Am I the only one who thinks that the “inevitable” showdown with the dems on Obamacare is being overblown?

The video montage is ancient history. Obamacare was passed almost two years ago. It has been an abysmal failure; the economy has been in a stall ever since.

There was nary a mention of Obamacare in the State of the Union campaign-kickoff address which indicates that Obama’s campaign is going to make every effort to steer clear of the issue. Obama hasn’t got a leg to stand on with Obamacare, and he knows it.

If the question comes up in a debate with Obama, this will be Romney’s argument:

“If I become president, I will repeal ‘Obamacare.’ My bill was 70 pages. His bill is 2,700 pages. In those extra 2,630 pages he’s doing a lot of stuff that is just devastating to the health care system in this country. He’s wrong.”

–Former Massachusetts Gov. Mitt Romney, May 31, 2011

70 does not equal 2700

therefore:

Romneycare does not equal Obamacare

The most interesting part of this is how supposedly neutral media slugs like John Harwood of CNBC was spitting out the Democrat talking points. Listen to Dean and Harwood and you get practically the same thing, no analysis, nothing but the traitorcrat party line.

Like Palin said “The math is the math”:

“The memo, from National Political Director Martin Baker, notes Romney’s lack of conservative grassroots support, and stresses that Romney currently has just 33 of the 1144 needed (Gingrich has 25 of 1144).

“Regardless of who wins on Tuesday,” the memo says, “they will have less than 10% of the delegates they need to claim the nomination….”

Additionally, the memo stresses that the proportional nature of the upcoming contests “essentially guarantees that no candidate will secure the nomination anytime soon and the map quickly becomes more favorable for Gingrich.”
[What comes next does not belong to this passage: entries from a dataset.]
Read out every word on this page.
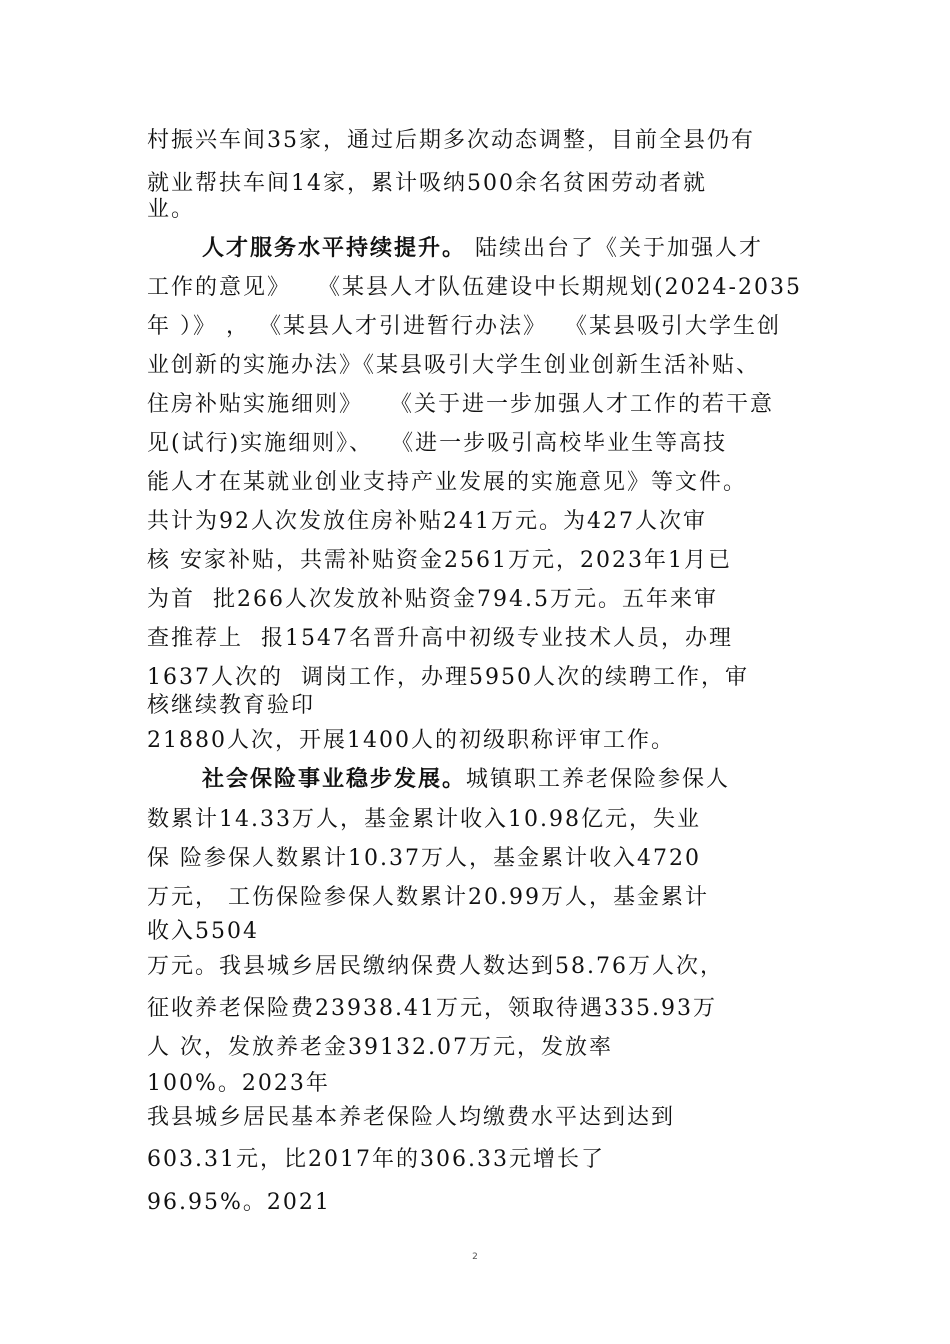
村振兴车间35家，通过后期多次动态调整，目前全县仍有
就业帮扶车间14家，累计吸纳500余名贫困劳动者就
业。
人才服务水平持续提升。 陆续出台了《关于加强人才
工作的意见》   《某县人才队伍建设中长期规划(2024-2035
年 ）》 ， 《某县人才引进暂行办法》  《某县吸引大学生创
业创新的实施办法》《某县吸引大学生创业创新生活补贴、
住房补贴实施细则》   《关于进一步加强人才工作的若干意
见(试行)实施细则》、  《进一步吸引高校毕业生等高技
能人才在某就业创业支持产业发展的实施意见》等文件。
共计为92人次发放住房补贴241万元。为427人次审
核 安家补贴，共需补贴资金2561万元，2023年1月已
为首  批266人次发放补贴资金794.5万元。五年来审
查推荐上  报1547名晋升高中初级专业技术人员，办理
1637人次的  调岗工作，办理5950人次的续聘工作，审
核继续教育验印
21880人次，开展1400人的初级职称评审工作。
社会保险事业稳步发展。城镇职工养老保险参保人
数累计14.33万人，基金累计收入10.98亿元，失业
保 险参保人数累计10.37万人，基金累计收入4720
万元， 工伤保险参保人数累计20.99万人，基金累计
收入5504
万元。我县城乡居民缴纳保费人数达到58.76万人次，
征收养老保险费23938.41万元，领取待遇335.93万
人 次，发放养老金39132.07万元，发放率
100%。2023年
我县城乡居民基本养老保险人均缴费水平达到达到
603.31元，比2017年的306.33元增长了
96.95%。2021
2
More than 20 percent of the available delegates (467) will be awarded on Super Tuesday, and the memo notes that, one of the Super Tuesday states is Georgia, with 76 delegates at stake. To put that in perspective, “even if Romney wins Florida on Tuesday, he will only have 83 total delegates; Newt’s home state could effectively cancel out his entire delegate count to date.”

The memo also describes Tennessee (58) and Oklahoma (43) as “favorable” Super Tuesday states, and notes that just one week after Super Tuesday (March 13), 90 delegates will be in play in Alabama and Mississippi. And if the point that a Florida loss is survivable wasn’t already hammered home, the memo notes, “these 90 [delegates] alone are more than the 83 Romney will have in hand on Wednesday morning if he wins Florida.””

http://tinyurl.com/82w5rzg

    StrangernFiction in reply to NewtCerto. | January 30, 2012 at 12:37 pm

    The ruling class: It’s over because that’s just the way it’s done.

    The country class: We aren’t playing that game anymore.